Whole genome sequencing
A comprehensive method that involves sequencing the entire DNA of an organism. It includes both the coding (exons) and non coding (introns) regions of the genome.
Purpose- provides the most complete picture of an individuals genome and is useful in studying rare genetic variations, mutations and discovering new genes.
Whole exome sequencing
Focuses only on the EXONS of the genome, which are the parts of the DNA that are transcribed into RNA and then translated into proteins. Only sequencing the coding regions (Exons) compared to the entire genome.

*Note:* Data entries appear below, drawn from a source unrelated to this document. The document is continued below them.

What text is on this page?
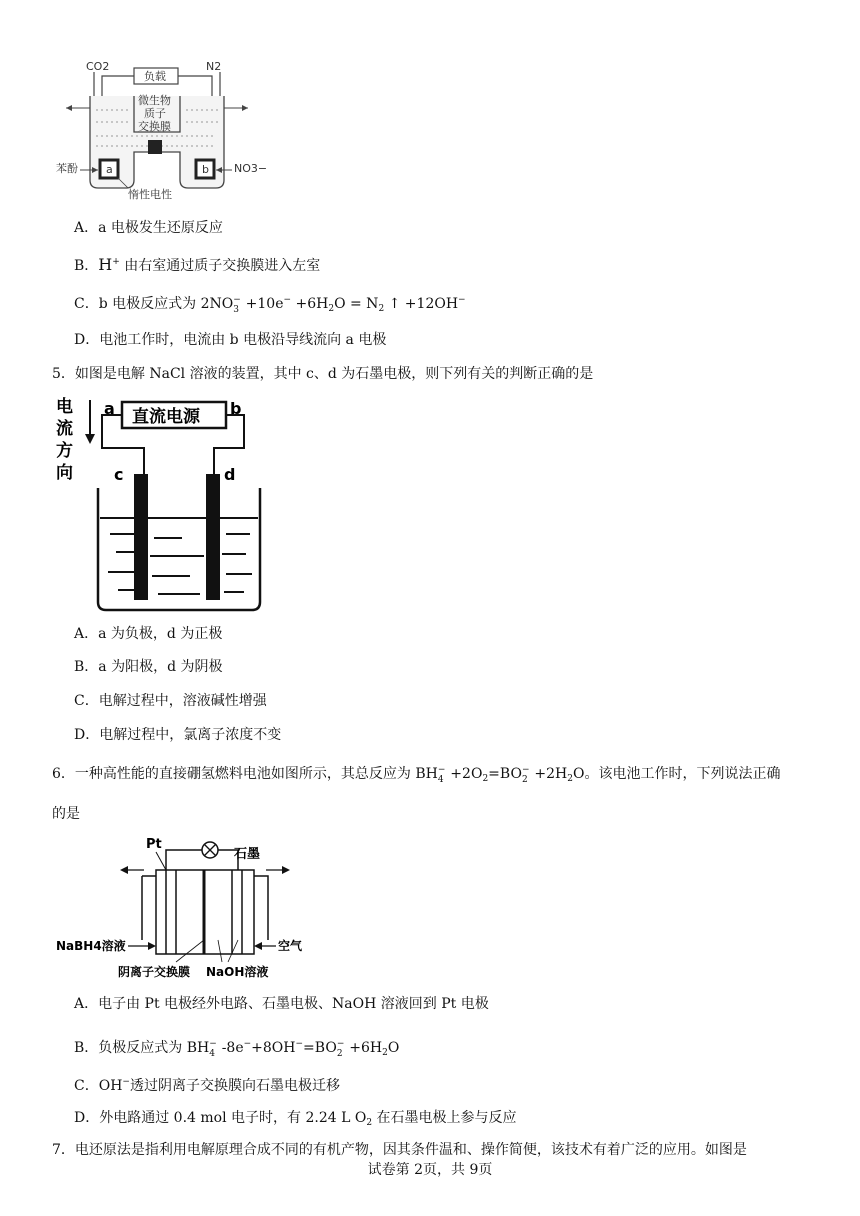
负载
CO2	N2
微生物
质子
交换膜
a	b
苯酚	NO3−
惰性电性
A．a 电极发生还原反应
B．H+ 由右室通过质子交换膜进入左室
C．b 电极反应式为 2NO −
$3 +10e^- +6H_2O = N_2$ ↑ +12OH−
D．电池工作时，电流由 b 电极沿导线流向 a 电极
5．如图是电解 NaCl 溶液的装置，其中 c、d 为石墨电极，则下列有关的判断正确的是
电
流
方
向
直流电源
a	b
c	d
A．a 为负极，d 为正极
B．a 为阳极，d 为阴极
C．电解过程中，溶液碱性增强
D．电解过程中，氯离子浓度不变
6．一种高性能的直接硼氢燃料电池如图所示，其总反应为 BH −
$4 +2O_2=BO$ −
$2 +2H_2O$。该电池工作时，下列说法正确
的是
Pt
石墨
NaBH4溶液	空气
阴离子交换膜 NaOH溶液
A．电子由 Pt 电极经外电路、石墨电极、NaOH 溶液回到 Pt 电极
B．负极反应式为 BH −
4 -8e−+8OH−=BO −
$2 +6H_2O$
C．OH−透过阴离子交换膜向石墨电极迁移
D．外电路通过 0.4 mol 电子时，有 2.24 L $O_2$ 在石墨电极上参与反应
7．电还原法是指利用电解原理合成不同的有机产物，因其条件温和、操作简便，该技术有着广泛的应用。如图是
试卷第 2页，共 9页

Whole transcriptome RNA-Seq
This is the analysis of all the RNA molecules (transcripts) present in a call or tissue at a given time. This covers both the coding (mRNA) and non-coding RNA (rRNA). It’s used to understand gene expression, alternative splicing and post-transcriptional modifications.
Key for each:
WGS- Covers the entire genome, including both coding and non-coding regions
WES- focuses only on the exons, the protein coding regions of the genome
RNA Seq- Examines the RNA molecules produced from the genome, focusing on gene expression.